Trotzdem muss man sich irgendwann davon lösen. Der Nationalsozialismus ist keine Erbsünde, deren Schuld automatisch an die nächsten Generationen übergeht. Mein Großvater war im 2. WK ein Jugendlicher, war als kleiner Matrose an Bord und ist für kurze Zeit in US-amerikanischer Kriegsgefangenschaft gewesen. Er ist vor ein paar Jahren an Altersschwäche gestorben.

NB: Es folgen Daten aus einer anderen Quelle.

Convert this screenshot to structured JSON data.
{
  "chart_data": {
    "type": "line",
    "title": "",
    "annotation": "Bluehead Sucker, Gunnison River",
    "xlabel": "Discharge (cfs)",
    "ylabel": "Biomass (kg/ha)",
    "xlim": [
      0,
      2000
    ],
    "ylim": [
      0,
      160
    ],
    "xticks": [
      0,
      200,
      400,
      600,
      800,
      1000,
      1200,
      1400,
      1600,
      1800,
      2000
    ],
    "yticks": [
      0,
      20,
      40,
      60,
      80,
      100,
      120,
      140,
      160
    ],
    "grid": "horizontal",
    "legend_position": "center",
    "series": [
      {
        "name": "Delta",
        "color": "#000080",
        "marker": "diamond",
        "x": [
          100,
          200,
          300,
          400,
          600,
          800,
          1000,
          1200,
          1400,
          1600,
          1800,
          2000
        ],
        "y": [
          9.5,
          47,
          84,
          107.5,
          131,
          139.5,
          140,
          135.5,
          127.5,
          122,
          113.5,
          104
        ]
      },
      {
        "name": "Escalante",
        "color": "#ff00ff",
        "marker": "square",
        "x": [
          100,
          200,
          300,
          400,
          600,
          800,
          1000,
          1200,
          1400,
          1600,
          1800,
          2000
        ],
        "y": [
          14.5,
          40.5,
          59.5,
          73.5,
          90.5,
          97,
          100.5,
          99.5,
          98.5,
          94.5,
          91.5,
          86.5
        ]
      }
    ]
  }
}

Ich persönlich empfinde weder (Mit-)Schuld noch (Mit-)Verantwortung gegenüber der NS-Zeit. Es war schrecklich und ich habe großes Mitleid mit den Opfern- Deutschland selbst hat aber auch sehr unter Hitler gelitten. Mal ganz davon abgesehen, dass die meisten ermordeten Juden in meinen Augen auch "normale" Deutsche gewesen sind und sich im Allgemeinen auch selbst so gesehen haben. Viele Märtyrer sind gestorben, viele Unschuldige in Arbeitslagern und KZs grausam ermordet worden und viele viele Soldaten wurden für den Größenwahnsinn weniger Menschen geopfert- auf allen Seiten.
Gedenkt der Taten und der Opfer, aber nicht des Mannes.
Das hat er nicht verdient.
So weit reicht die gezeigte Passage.